Tous les golfeurs le savent bien: l'adage «Dis-moi comment tu joues et je te dirai qui tu es» est une vérité incontestable. Le King Arnold Palmer, récemment disparu, a eu l'honneur de jouer avec plusieurs présidents. Plutôt que de s'attarder sur les tares et autres déviances des plus loufoques d'entre eux, il avait comme à son habitude pris le parti de ne retirer que le positif de ces rencontres. Celui qui l'a le plus impressionné? Gerald Ford (1974-1977). «Chaque fois qu'on voulait lui donner un putt (une pratique régulière sur putts très courts en partie amicale), il refusait et tenait absolument à le jouer.»

Tous n'avaient pas cette noblesse, et certains se sont révélés moins doués que d'autres. Woodrow Wilson (1913-1921) et Warren G. Harding (1921-1923), par exemple, étaient totalement accros au jeu, mais très rarement capables de scorer sous les 100. Dwight Eisenhower (1953-1961), lui, était réputé pour avoir joué plus de huit cents fois pendant son mandat. Loin devant les trois cents parties de Barack Obama... Autres anecdotes: Franklin Roosevelt (1933-1945) était plutôt très bon avant d'être rattrapé par la polio à l'âge de 39 ans, et John Fitzgerald Kennedy (1961-1963) était le meilleur de tous, avec un index estimé à 8 en dépit de douleurs dorsales difficilement supportables.

JFK tenait aussi plus que tout à ne pas être pris en flagrant délit pendant sa présidence et ne jouait que les trous du milieu d'un parcours, en général les plus éloignés des zones publiques. Cela paraît simple raconté comme ça, mais c'est toute une opération pour emmener un président en exercice sur un parcours. Il faut sécuriser les lieux, et les nombreux gardes du corps qui accompagnent l'élu dans sa promenade clubs en mains sont plutôt tendus.
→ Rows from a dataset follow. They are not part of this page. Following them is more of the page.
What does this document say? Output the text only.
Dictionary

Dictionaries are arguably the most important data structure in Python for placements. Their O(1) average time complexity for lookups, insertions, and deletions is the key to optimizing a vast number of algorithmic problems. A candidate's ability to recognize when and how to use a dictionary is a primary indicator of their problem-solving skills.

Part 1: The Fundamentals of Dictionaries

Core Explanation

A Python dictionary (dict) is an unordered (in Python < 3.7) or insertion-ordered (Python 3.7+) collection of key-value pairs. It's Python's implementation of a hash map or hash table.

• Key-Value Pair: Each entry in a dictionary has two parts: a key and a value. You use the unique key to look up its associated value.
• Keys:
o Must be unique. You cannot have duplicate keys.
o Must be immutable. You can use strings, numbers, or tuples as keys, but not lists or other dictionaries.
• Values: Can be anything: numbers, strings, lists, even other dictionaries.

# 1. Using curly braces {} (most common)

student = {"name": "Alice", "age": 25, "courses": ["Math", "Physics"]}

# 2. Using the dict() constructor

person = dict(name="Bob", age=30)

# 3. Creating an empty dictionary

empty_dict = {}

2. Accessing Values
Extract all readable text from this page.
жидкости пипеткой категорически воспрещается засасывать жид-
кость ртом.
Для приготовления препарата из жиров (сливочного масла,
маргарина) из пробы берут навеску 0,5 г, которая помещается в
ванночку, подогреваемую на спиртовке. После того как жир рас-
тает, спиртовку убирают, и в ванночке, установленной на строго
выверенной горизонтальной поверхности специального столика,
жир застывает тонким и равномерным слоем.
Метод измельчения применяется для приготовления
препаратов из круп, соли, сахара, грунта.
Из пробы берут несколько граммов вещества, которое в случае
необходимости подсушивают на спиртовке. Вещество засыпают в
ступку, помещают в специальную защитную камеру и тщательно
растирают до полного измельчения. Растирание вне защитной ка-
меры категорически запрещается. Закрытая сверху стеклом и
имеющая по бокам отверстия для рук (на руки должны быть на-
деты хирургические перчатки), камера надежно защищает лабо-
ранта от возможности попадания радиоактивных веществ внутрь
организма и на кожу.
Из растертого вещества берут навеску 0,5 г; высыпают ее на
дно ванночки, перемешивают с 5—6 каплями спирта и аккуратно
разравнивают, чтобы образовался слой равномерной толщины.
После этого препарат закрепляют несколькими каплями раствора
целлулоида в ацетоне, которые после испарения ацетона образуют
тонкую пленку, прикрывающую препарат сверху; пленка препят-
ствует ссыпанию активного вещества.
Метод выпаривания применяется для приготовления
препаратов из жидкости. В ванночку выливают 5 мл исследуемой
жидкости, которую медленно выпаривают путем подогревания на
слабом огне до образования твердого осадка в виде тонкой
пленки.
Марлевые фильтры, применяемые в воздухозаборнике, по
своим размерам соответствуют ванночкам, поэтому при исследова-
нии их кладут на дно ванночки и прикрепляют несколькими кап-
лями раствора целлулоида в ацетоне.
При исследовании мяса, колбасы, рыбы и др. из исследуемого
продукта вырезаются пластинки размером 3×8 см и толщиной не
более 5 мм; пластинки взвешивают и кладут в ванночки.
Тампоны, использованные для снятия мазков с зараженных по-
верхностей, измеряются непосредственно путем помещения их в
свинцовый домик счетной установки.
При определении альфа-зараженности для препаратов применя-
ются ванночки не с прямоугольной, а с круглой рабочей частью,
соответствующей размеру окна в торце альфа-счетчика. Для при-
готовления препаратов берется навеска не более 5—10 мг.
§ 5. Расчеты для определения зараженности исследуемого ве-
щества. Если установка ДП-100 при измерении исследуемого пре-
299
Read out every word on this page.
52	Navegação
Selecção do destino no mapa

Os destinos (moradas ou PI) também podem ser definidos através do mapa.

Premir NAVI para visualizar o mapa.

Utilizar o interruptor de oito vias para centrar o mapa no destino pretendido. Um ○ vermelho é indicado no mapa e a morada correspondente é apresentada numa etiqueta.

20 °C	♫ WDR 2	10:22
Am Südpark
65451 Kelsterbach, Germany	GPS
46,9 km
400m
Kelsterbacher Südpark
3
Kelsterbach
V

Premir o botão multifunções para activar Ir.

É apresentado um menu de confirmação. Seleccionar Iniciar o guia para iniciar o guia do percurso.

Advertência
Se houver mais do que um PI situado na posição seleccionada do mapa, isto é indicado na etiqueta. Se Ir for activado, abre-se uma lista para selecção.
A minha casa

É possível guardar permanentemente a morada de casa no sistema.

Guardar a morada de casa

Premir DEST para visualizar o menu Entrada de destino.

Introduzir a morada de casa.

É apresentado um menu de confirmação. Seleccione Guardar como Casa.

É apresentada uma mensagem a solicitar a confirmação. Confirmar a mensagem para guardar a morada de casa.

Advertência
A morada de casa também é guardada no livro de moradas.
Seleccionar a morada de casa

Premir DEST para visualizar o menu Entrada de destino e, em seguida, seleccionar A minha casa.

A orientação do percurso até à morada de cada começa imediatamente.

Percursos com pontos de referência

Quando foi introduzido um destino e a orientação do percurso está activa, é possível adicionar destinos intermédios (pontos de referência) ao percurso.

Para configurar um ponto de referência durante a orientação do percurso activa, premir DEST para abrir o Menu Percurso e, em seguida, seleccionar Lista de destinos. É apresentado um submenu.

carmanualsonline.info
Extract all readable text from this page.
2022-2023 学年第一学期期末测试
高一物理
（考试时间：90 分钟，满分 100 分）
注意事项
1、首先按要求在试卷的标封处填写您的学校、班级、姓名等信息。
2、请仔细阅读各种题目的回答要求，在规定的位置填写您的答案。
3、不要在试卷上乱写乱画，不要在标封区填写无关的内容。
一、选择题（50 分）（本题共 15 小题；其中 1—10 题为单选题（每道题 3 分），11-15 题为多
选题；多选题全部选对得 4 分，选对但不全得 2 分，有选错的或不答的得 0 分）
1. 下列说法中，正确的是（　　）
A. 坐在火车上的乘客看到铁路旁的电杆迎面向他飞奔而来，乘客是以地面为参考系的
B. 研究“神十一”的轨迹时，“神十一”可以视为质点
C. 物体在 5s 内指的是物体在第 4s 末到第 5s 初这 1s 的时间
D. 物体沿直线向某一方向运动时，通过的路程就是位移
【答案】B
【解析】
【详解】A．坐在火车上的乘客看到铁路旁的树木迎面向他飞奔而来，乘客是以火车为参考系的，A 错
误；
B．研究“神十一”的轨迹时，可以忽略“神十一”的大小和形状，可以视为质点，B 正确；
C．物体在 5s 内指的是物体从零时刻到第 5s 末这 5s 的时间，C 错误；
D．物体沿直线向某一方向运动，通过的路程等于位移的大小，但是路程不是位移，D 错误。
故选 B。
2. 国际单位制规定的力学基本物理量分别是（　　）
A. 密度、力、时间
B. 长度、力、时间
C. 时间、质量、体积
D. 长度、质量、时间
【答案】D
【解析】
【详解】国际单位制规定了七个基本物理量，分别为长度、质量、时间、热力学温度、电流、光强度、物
Ce sera sans doute plus facile pour Donald Trump s'il sort vainqueur du prochain suffrage. Le candidat républicain est propriétaire de nombreux «resorts»: aux Etats-Unis, mais aussi en Ecosse, où il a racheté le prestigieux Turnberry et où il vient de construire un merveilleux bijou de bord de mer à Aberdeen. Il a bien évidemment le soutien d'une grande partie du circuit professionnel américain, un microcosme qui aime la chasse, la pêche, et goûte assez peu les valeurs du camp d'en face. Les partenaires de Trump disent de lui qu'il a la tricherie facile, mais qu'il fait un camarade de jeu très divertissant sur la longueur. Tout sauf une surprise.